免疫原性差的肿瘤对免疫疗法(如免疫检查点阻断(ICB))反应不佳,因此是治疗上的挑战。与其他免疫疗法和/或免疫原性疗法(如放射治疗(RT))联合使用,可以使这些肿瘤更具免疫反应性。我们之前已经表明,免疫细胞因子 L19-IL2 与单次剂量 RT 联合使用,可使 T 细胞浸润的 C51 结肠癌细胞模型中 75%的肿瘤消退,并产生 20%的免疫治疗性远隔效应。这种治疗方案与肿瘤浸润 T 细胞上抑制性免疫检查点(IC)分子的上调有关,导致免疫原性差的 Lewis 肺癌(LLC)模型中仅肿瘤生长延迟。
我们旨在通过 L19-IL2 触发肿瘤免疫的“加速”,并通过免疫检查点阻断(如针对细胞毒性 T 淋巴细胞相关蛋白 4(CTLA-4)、程序性死亡 1(PD-1)或其配体(PD-L1)的抗体),联合单次剂量 RT(10 Gy 或 5 Gy),在三种肿瘤模型(LLC、C51 和 CT26)中触发治疗性反应。主要肿瘤终点定义为达到治疗开始时肿瘤体积四倍(4T×SV)的时间。

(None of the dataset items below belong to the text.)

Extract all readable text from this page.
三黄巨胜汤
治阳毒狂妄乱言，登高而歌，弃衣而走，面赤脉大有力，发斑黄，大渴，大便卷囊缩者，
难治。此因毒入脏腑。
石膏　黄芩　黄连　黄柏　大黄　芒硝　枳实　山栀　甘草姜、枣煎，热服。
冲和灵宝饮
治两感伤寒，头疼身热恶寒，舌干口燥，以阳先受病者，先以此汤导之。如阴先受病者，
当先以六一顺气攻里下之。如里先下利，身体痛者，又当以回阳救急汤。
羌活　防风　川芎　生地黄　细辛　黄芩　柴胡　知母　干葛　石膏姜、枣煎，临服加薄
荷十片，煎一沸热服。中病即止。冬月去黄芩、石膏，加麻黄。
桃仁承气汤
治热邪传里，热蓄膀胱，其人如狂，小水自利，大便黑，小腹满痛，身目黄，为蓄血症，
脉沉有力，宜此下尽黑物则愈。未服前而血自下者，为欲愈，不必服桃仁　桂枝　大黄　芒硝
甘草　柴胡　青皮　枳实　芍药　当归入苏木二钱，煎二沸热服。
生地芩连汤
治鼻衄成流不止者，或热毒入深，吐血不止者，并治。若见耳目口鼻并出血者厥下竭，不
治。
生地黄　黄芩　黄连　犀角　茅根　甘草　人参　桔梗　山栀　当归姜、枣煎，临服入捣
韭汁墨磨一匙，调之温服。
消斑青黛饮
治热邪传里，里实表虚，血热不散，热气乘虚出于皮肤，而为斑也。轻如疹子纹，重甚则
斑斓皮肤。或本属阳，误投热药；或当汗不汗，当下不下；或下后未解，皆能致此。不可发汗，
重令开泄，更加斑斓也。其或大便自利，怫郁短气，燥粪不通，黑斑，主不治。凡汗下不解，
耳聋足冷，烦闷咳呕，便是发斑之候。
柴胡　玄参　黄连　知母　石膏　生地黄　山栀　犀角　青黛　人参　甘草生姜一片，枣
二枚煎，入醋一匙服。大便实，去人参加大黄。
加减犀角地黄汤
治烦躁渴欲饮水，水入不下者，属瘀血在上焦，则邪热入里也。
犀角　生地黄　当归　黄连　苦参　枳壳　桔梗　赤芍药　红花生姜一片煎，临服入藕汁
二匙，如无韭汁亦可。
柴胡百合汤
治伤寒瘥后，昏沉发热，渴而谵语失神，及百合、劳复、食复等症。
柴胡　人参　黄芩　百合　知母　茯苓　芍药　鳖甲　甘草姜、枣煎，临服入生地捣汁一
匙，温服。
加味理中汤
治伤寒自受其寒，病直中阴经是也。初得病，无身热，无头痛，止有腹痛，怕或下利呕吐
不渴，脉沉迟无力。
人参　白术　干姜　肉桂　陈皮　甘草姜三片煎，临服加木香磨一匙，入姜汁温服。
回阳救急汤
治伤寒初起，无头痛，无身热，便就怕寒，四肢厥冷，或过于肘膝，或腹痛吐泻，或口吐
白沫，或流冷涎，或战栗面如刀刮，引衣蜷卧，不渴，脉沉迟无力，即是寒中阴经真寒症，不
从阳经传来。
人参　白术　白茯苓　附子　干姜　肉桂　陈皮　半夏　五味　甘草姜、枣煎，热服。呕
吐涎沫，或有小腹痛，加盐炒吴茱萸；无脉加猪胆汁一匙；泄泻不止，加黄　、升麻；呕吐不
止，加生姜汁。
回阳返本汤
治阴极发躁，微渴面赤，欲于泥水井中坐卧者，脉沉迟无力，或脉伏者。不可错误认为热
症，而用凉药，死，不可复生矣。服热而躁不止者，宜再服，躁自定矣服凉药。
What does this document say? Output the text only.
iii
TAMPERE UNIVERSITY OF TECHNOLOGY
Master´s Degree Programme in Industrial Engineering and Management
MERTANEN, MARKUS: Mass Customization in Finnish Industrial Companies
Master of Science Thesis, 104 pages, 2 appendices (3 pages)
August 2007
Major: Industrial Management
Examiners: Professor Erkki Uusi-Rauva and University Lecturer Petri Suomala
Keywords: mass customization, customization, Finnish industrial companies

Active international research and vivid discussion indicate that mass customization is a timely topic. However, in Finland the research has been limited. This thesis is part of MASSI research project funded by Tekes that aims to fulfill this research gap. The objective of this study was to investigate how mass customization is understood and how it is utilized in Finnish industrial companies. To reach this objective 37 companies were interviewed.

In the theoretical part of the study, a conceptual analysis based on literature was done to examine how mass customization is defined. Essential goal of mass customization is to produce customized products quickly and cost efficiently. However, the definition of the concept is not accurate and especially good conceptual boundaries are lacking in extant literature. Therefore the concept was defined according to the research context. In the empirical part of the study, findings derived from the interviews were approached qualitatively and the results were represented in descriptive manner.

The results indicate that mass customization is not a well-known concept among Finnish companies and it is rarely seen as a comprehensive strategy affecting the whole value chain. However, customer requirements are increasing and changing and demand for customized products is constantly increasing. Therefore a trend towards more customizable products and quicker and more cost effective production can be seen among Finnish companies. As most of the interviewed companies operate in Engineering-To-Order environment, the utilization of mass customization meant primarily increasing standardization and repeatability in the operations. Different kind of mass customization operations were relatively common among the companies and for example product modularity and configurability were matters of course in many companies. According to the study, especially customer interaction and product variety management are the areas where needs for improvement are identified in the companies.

使用 Cox 比例风险模型对 4T×SV 进行多变量分析,将每个治疗组与对照组进行比较。通过体内耗竭 T、NK 或两者的细胞群,评估 T 和自然杀伤(NK)细胞在抗肿瘤作用中的因果关系。使用流式细胞术对来自脾脏、骨髓、肿瘤和血液的单细胞悬液进行免疫分析。
RT、抗 PD-L1 和 L19-IL2 联合治疗可治愈 38%的 LLC 肿瘤,这既依赖于 CD8 T 细胞也依赖于 NK 细胞。LLC 肿瘤对 RT+抗 PD-L1 有抗性,这可能是由于其他 IC 分子的上调和 T 调节细胞肿瘤浸润增加所致。RT+L19-IL2 在 C51 肿瘤中的疗效优于 RT+ICB;在 CT26 肿瘤中效果相当。在这两种模型中,三联疗法并不优于 RT+L19-IL2。
这项研究表明,基于生物学效应合理设计的组合策略可以将免疫治疗抵抗的肿瘤转化为免疫反应性肿瘤。这一假设目前正在国际多中心随机 2 期试验:ImmunoSABR(NCT03705403)中进行测试。